Mani Hernandez

Personal information
- Full name: Manuel Fonseca Hernandez
- Date of birth: August 2, 1948 (age 78)
- Place of birth: Madrid, Spain
- Height: 5 ft 3 in (1.60 m)
- Position: Forward

Youth career
- 1958–1962: Atlético Madrid

College career
- Years: Team / Apps / (Gls)
- 1967–1971: San Jose State Spartans

Senior career*
- Years: Team / Apps / (Gls)
- Grenadiers S.C.
- 1974–1976: San Jose Earthquakes / 46 / (4)
- 1979–1980: Detroit Lightning (indoor) / 38 / (8)
- 1980–1981: San Francisco Fog (indoor) / 23 / (9)

International career
- 1974: United States / 2 / (0)

Managerial career
- 1982–: Presentation High School

= Manuel Hernandez (soccer) =

Spanish-American soccer player (born 1948)

Manuel "Mani" Hernandez (born August 2, 1948, in Madrid, Spain) is a Spanish-American former soccer forward.
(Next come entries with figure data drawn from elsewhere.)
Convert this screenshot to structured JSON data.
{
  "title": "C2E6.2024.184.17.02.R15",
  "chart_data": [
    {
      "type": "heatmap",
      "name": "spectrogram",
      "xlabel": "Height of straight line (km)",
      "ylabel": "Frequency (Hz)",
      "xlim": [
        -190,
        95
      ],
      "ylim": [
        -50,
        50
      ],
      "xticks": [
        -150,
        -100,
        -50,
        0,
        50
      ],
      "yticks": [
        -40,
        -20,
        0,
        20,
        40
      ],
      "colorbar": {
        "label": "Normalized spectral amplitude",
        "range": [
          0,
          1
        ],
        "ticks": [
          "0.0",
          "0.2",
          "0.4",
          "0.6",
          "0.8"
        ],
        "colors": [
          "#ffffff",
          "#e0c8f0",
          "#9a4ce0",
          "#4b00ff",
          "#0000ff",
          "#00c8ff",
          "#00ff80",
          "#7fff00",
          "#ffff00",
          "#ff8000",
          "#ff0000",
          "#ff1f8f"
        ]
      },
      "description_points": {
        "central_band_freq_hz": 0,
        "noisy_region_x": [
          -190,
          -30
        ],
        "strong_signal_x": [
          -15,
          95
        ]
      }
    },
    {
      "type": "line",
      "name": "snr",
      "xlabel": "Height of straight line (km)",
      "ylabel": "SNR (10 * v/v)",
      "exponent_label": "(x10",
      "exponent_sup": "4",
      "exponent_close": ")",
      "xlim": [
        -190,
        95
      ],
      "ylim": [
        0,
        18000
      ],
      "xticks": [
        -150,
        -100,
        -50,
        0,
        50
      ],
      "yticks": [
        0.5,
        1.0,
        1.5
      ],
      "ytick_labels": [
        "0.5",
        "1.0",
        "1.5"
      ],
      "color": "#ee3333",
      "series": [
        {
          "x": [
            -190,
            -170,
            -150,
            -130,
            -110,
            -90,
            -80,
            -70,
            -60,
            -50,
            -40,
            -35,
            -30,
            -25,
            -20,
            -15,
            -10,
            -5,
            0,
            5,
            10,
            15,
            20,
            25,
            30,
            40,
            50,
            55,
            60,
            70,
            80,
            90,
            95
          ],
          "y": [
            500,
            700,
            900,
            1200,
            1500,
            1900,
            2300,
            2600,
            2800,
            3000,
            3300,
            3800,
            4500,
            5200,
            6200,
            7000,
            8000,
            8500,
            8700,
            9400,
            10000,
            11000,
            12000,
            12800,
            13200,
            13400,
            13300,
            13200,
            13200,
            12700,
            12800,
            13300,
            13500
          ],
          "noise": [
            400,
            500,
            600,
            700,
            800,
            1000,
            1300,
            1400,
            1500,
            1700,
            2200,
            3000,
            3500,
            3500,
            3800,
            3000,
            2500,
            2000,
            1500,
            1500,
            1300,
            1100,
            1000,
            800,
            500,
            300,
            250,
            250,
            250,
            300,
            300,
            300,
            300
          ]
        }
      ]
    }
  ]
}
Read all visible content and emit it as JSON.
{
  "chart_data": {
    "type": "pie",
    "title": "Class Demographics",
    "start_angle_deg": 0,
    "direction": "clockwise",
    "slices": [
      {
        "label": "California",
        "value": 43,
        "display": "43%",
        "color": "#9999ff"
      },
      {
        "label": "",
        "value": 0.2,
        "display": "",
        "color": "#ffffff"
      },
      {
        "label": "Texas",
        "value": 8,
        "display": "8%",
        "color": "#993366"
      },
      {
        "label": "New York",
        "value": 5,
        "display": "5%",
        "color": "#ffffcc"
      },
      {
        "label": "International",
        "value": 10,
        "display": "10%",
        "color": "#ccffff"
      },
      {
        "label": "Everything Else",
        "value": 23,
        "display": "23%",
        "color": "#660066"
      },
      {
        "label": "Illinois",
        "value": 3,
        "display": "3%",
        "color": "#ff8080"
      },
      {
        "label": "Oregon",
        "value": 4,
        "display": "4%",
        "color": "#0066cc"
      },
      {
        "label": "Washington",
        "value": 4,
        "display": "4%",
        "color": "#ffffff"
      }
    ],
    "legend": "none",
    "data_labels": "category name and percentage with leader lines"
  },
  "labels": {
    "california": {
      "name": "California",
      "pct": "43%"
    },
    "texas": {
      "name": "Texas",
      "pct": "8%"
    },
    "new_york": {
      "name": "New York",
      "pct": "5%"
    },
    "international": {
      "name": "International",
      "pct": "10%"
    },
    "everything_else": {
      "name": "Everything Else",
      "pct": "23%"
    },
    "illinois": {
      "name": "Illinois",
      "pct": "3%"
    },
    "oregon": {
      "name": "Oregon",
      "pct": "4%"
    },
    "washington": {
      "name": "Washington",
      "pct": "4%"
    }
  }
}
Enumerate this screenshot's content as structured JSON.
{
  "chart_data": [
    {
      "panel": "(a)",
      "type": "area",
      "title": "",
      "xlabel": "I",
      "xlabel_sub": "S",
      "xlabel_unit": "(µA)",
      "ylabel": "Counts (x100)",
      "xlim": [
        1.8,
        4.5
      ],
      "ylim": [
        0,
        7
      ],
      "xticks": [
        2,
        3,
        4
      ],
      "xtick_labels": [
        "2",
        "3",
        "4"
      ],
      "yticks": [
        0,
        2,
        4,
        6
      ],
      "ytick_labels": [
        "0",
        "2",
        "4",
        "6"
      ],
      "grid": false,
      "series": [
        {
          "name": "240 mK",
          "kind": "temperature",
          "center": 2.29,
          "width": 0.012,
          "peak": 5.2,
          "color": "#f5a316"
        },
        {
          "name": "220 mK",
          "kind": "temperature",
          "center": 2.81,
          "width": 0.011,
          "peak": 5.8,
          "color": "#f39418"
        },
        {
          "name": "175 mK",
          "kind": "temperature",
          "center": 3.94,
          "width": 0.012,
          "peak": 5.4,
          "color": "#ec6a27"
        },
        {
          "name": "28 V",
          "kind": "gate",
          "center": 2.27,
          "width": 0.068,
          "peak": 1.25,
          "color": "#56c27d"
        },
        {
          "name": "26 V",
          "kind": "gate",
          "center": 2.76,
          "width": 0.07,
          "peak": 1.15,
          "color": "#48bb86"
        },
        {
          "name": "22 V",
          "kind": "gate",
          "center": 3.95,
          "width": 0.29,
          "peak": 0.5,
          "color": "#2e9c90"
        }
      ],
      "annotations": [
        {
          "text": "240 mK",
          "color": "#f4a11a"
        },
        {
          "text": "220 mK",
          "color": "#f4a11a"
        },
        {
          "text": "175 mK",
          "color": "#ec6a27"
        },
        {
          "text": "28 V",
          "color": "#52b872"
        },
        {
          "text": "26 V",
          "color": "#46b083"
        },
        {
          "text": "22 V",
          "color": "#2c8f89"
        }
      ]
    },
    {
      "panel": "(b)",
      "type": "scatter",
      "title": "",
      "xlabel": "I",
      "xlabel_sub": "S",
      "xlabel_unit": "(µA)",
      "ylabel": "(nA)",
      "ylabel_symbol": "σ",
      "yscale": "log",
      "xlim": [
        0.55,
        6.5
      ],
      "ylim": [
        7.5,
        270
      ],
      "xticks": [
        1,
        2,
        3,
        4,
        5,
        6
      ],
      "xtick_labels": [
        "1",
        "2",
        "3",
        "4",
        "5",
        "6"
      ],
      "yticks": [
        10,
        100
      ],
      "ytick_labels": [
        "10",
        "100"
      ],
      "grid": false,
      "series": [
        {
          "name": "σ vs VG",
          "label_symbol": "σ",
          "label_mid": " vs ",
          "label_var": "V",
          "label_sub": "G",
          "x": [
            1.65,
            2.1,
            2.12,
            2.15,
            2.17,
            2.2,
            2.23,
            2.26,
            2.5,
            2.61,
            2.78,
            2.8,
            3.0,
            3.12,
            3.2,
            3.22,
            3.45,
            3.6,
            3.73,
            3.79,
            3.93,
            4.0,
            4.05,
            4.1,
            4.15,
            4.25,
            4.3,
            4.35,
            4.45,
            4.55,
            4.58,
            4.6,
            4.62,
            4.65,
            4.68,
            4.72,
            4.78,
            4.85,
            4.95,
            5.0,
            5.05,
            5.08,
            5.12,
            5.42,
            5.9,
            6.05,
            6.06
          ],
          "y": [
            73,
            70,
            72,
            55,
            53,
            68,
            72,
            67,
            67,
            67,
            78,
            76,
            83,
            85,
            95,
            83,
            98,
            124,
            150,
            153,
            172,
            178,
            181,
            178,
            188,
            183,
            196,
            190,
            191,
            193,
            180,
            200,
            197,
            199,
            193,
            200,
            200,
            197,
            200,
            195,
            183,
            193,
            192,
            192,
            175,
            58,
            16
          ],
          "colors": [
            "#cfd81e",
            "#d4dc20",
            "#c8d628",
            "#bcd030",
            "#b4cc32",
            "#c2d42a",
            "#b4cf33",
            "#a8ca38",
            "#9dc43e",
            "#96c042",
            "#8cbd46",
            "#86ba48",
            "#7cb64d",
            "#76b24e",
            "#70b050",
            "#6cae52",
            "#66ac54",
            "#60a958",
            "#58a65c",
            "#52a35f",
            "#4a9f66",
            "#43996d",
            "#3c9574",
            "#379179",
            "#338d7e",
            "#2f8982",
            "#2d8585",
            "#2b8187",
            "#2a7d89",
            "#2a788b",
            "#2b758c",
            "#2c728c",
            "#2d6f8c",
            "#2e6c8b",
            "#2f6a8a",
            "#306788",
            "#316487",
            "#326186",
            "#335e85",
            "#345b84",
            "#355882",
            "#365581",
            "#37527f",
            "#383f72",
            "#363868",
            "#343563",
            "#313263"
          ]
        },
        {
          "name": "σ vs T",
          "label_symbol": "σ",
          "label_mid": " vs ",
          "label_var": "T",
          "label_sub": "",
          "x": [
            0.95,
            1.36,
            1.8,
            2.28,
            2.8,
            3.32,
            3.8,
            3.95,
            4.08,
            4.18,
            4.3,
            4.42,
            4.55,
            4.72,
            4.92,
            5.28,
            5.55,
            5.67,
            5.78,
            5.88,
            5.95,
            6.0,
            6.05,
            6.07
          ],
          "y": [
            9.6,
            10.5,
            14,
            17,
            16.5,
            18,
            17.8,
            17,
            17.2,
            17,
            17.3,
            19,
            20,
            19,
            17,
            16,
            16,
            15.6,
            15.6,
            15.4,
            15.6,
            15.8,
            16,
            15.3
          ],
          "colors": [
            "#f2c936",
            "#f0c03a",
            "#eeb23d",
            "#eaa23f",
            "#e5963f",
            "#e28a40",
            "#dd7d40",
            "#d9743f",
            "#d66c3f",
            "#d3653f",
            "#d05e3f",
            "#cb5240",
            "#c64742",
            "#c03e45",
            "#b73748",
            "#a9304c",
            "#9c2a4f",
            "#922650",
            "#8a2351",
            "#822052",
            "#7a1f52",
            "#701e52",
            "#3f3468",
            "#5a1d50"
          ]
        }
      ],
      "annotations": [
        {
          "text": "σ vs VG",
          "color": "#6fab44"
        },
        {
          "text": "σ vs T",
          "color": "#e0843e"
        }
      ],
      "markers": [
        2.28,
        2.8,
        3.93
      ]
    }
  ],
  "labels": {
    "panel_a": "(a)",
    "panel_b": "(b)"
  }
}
He played collegiate soccer at San Jose State University where he won the 1968 Hermann Trophy as the collegiate player of the year. He later spent three seasons with the San Jose Earthquakes of the North American Soccer League. He currently coaches high school girls' soccer at Presentation High School.

==Player==

===Youth and college===
Hernandez was born in Spain where he spent most of his youth. He joined Atletico Madrid soccer club as a youth player, but his life took a turn when tragedy struck. After the death of both of his parents, Hernandez left Spain to live with his uncle in the United States. He arrived in the U.S. as a junior in high school. Hernandez played youth u17 and u18 in Hayward, California. His senior year, San Jose State soccer coach Jules Menendez approached Hernandez about playing for him. Hernandez agreed and Menendez became a second father to him. In 1968, the Spartans went to the NCAA Final Four before falling to eventual co-champions Maryland. That year, Hernandez was selected as a first team All American and the 1968 Hermann Trophy recipient as the top collegiate player of the year.

===Club career===
Following college, Hernandez spent several years with San Francisco semi-pro teams. In 1974, the North American Soccer League (NASL) established a franchise in San Jose, naming it the San Jose Earthquakes. The Earthquakes signed Hernandez. On 5 May 1974, Hernandez scored the first ever point for a San Jose professional sports franchise when he scored against the Vancouver Whitecaps seven minutes into the match. He spent three season with the ‘Quakes, 1974–1976. In 1979, he signed with the Detroit Lightning of the Major Indoor Soccer League. After one season, he moved to the San Francisco Fog.

===Olympics and national teams===
In 1970, Hernandez represented the United States Olympic Team at the Pan-American games, Hernandez scored two goals against Bermuda which allow them to go into the second round of competition for the first time in the history of the tournament. In 1972, Hernandez was selected for the U.S. Olympic Team as it began the qualification process for the 1972 Summer Olympics. Hernandez scored one of the two goals in the U.S. victory over Jamaica which put the U.S. into the tournament. Hernandez earned two caps with the U.S. national team in 1974, both losses to Mexico.

==Coach==
In 1976, Hernandez coached Leland High School (San Jose, California) varsity men's soccer team to its first Central Coast Section championship and in 1982, Hernandez was also the assistant coach at San Jose State men's soccer. Hernandez coached the Gunderson High School (San Jose, California) varsity men's soccer team to its first Central Coast Section playoff berth, beating previous Central Coastal Sectional champion Watsonville HS 11–1 in a 1st-round match. In 1983, Presentation High School in San Jose hired Hernandez, becoming the head coach of the girls' varsity soccer team. Over the decades since then, he has taken Presentation to seventeen league championships and eight Central Coast Sectional titles. Aly Wagner and Danielle Slaton are among the players Hernandez has coached at Presentation.